La Nocerina conquistò, dopo una entusiasmante partita con il Foggia, la cadetteria per la terza volta nella sua storia. Sono cambiate tante cose, tranne una: l’amore per il bicolore

Il momento del fischio finale a Foggia e l’esultanza dei tifosi molossi

di Marco Stile

Fu un Sabato Santo particolare, e a tavola c’era una spezia diversa dalle solite. Quell’aroma era tutto rossonero, ed ancora oggi profumi, colori e sapori mi attraversano la mente, riempiendomi i cinque sensi. Uno di questi, l’udito, era concentrato sulle radioline che trasmettevano dallo “Zaccheria” di Foggia, teatro di una partita di calcio discretamente importante.

La Nocerina di Gaetano Auteri, quel giorno, aveva (quasi) stravinto il campionato. Diciamo ‘quasi’, perché chi è davvero forte non solo straccia la concorrenza, ma decide addirittura quando festeggiare. Sì, la vera potenza sta in questo: avere la capacità di modificare il naturale corso del fato. Il programma, infatti, diceva di celebrare la promozione in Serie B il 17 aprile, la domenica precedente. Una sciagurata gara contro la Juve Stabia, però, convinse i sostenitori rossoneri (diecimila? A me parvero milioni) a riporre i festoni nel cassetto. Fu quasi maleducato, dunque, per quella squadra, scegliere proprio un giorno religioso per salire di categoria. 
La banda Auteri partì abbastanza bene: tre pareggi tra Pisa, Cavese e Benevento. Niente per cui spellarsi le mani, ma qualcosa si muove: Barletta e Viareggio vengono superate tra le mura amiche. Una débacle, quella di Siracusa, fa tornare i molossi sulla terra: non è ancora il caso di spiccare il volo, meglio ragionarci su.
Nessuno avrebbe immaginato che quella squadra, da quel giorno fino allo Stabia, non avrebbe mai più perso.
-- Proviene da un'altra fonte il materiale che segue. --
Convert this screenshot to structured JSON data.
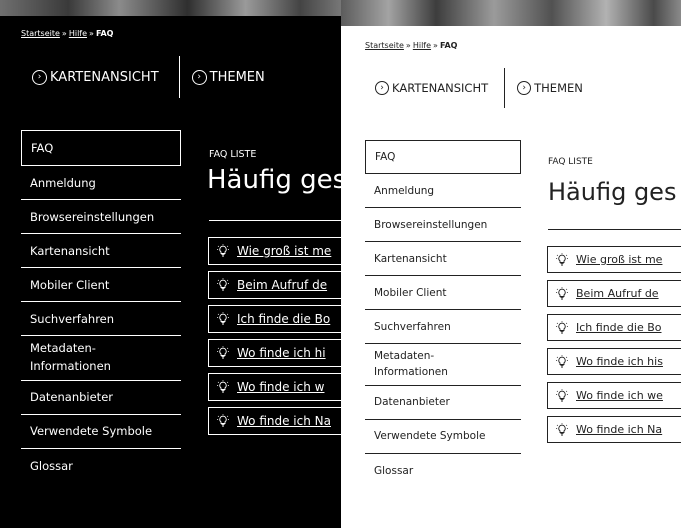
{
  "breadcrumb": {
    "home": "Startseite",
    "sep": "»",
    "help": "Hilfe",
    "current": "FAQ"
  },
  "tabs": [
    {
      "label": "KARTENANSICHT",
      "icon": "chevron-right-icon"
    },
    {
      "label": "THEMEN",
      "icon": "chevron-right-icon"
    }
  ],
  "sidebar": {
    "items": [
      {
        "label": "FAQ"
      },
      {
        "label": "Anmeldung"
      },
      {
        "label": "Browsereinstellungen"
      },
      {
        "label": "Kartenansicht"
      },
      {
        "label": "Mobiler Client"
      },
      {
        "label": "Suchverfahren"
      },
      {
        "label": "Metadaten-\nInformationen"
      },
      {
        "label": "Datenanbieter"
      },
      {
        "label": "Verwendete Symbole"
      },
      {
        "label": "Glossar"
      }
    ]
  },
  "main": {
    "list_label": "FAQ LISTE",
    "heading": "Häufig ges",
    "questions": [
      "Wie groß ist me",
      "Beim Aufruf de",
      "Ich finde die Bo",
      "Wo finde ich hi",
      "Wo finde ich w",
      "Wo finde ich Na"
    ],
    "questions_light": [
      "Wie groß ist me",
      "Beim Aufruf de",
      "Ich finde die Bo",
      "Wo finde ich his",
      "Wo finde ich we",
      "Wo finde ich Na"
    ]
  },
  "colors": {
    "dark_bg": "#000000",
    "dark_fg": "#ffffff",
    "light_bg": "#ffffff",
    "light_fg": "#222222"
  }
}
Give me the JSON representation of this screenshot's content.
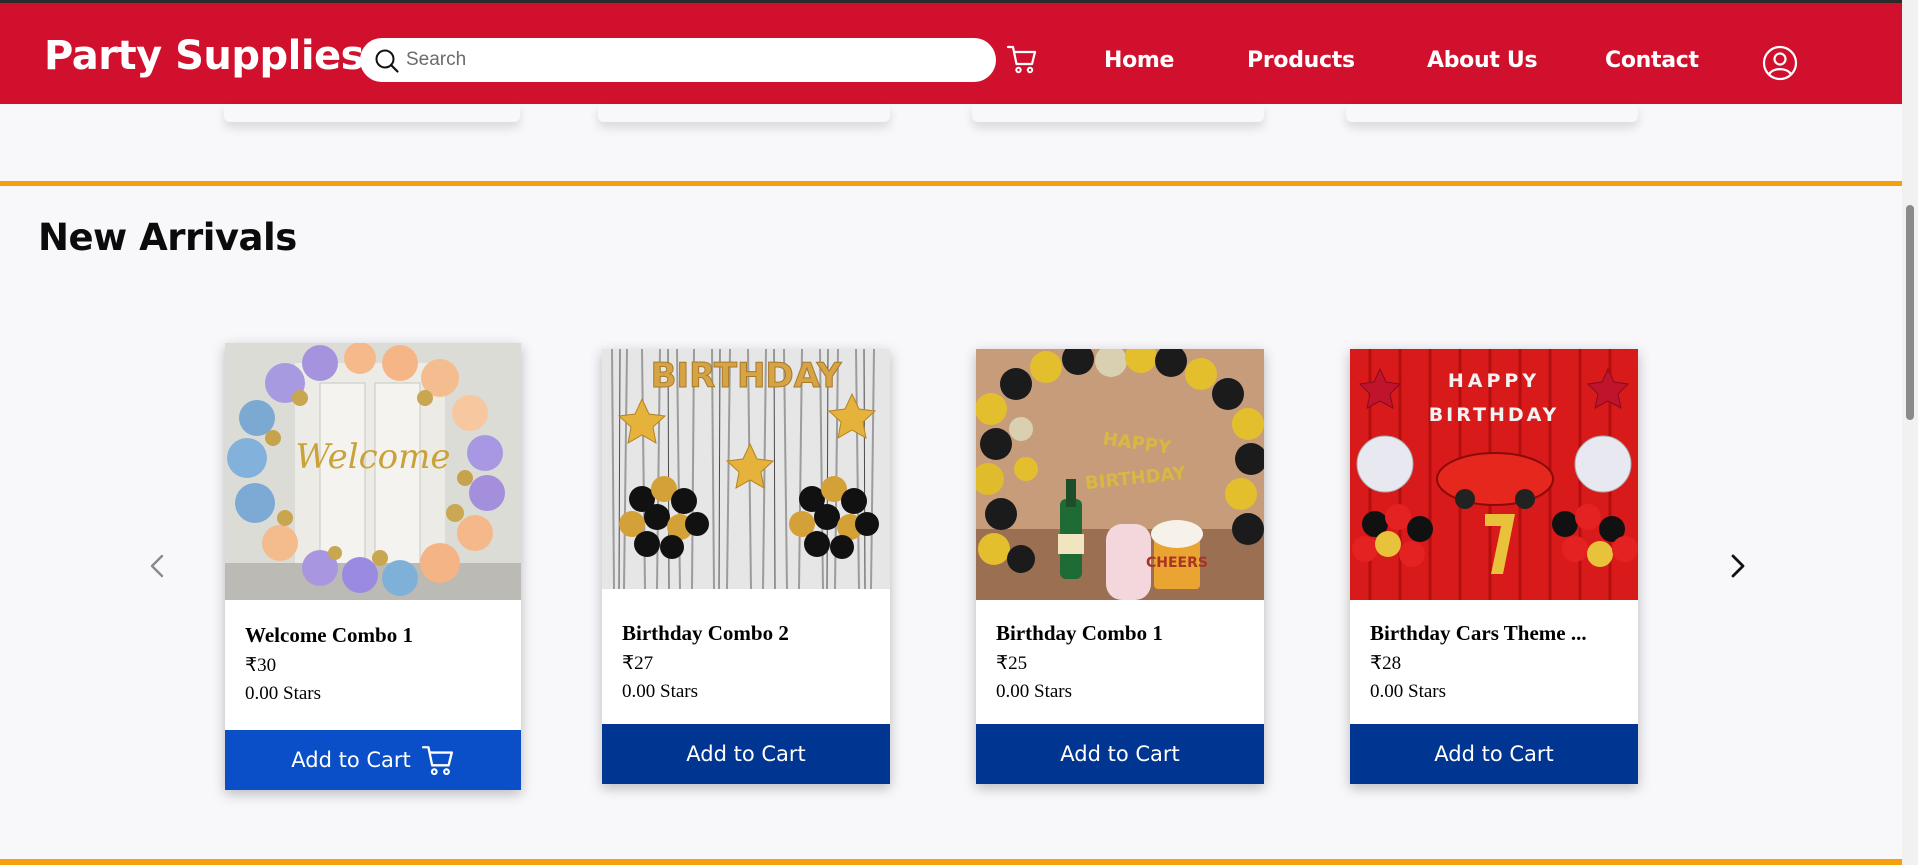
{
  "header": {
    "brand": "Party Supplies",
    "search_placeholder": "Search",
    "nav": [
      "Home",
      "Products",
      "About Us",
      "Contact"
    ],
    "color": "#d0102d"
  },
  "section": {
    "title": "New Arrivals"
  },
  "products": [
    {
      "name": "Welcome Combo 1",
      "price": "₹30",
      "stars": "0.00 Stars",
      "button": "Add to Cart"
    },
    {
      "name": "Birthday Combo 2",
      "price": "₹27",
      "stars": "0.00 Stars",
      "button": "Add to Cart"
    },
    {
      "name": "Birthday Combo 1",
      "price": "₹25",
      "stars": "0.00 Stars",
      "button": "Add to Cart"
    },
    {
      "name": "Birthday Cars Theme ...",
      "price": "₹28",
      "stars": "0.00 Stars",
      "button": "Add to Cart"
    }
  ],
  "colors": {
    "button_active": "#0a4fc8",
    "button": "#003591",
    "accent": "#f5a00c"
  }
}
Atletico Roma 2, Nocerina 3. Qualcosa inizia a serpeggiare nelle tribune dell’impianto dedicato al santo umbro. A Terni lo 0-3 per i ragazzi di Auteri è storia: dopo un trentennio, molossi in vetta da soli in un campionato di terza serie. 
Un primato che ‘sua maestà’, come recitava una filastrocca, terrà stretto tra i denti e non mollerà più. Si è autorizzati a sognare: raramente si sono visti concetti estetici applicati così su un prato verde. La strada si fa in discesa: si pareggia (poco) e si vince (sempre). La concorrenza è presto stracciata: Nocera è pronta alla festa, grande, grandissima, durata un mese e più. 
Non avevo mai sentito parlare con tanta magia di niente come quando chiedevo a papà della seconda lettera dell’alfabeto. Erano parole in bianco e nero: mancavamo nell’anticamera dei grandi del calcio dal lontano 1978. Quando vidi materializzarsi ciò che pareva solo trascendenza semplicemente sembrava di vivere in una realtà troppo bella per essere vera. 
La città tutta, la mia classe del liceo, erano addobbate a festa già da mesi, con locandine, bandiere, festoni e tutto ciò che richiamasse al collante di un’intera comunità. Perché l’emozione non si confina alla domenica, ma vive dentro di noi e smuove le corde più profonde del nostro animo. È amore, guai a sminuirlo.
Cosa resterà? Sicuramente, un mantra: “Gori; Pomante, De Franco, Di Maio; Scalise, Bruno, De Liguori, Bolzan; Catania, Castaldo, Negro”. Domenica a Scafati mi sono passate davanti le immagini di quel Sabato Santo. Ci sono momenti, nella vita di uno sportivo, in cui capisci che non importa se sei nei campi di periferia o a “San Siro”. Ciò che importa davvero è che il tuo cuore continui a pulsare sangue di due colori: rosso come il fuoco, nero come le tenebre.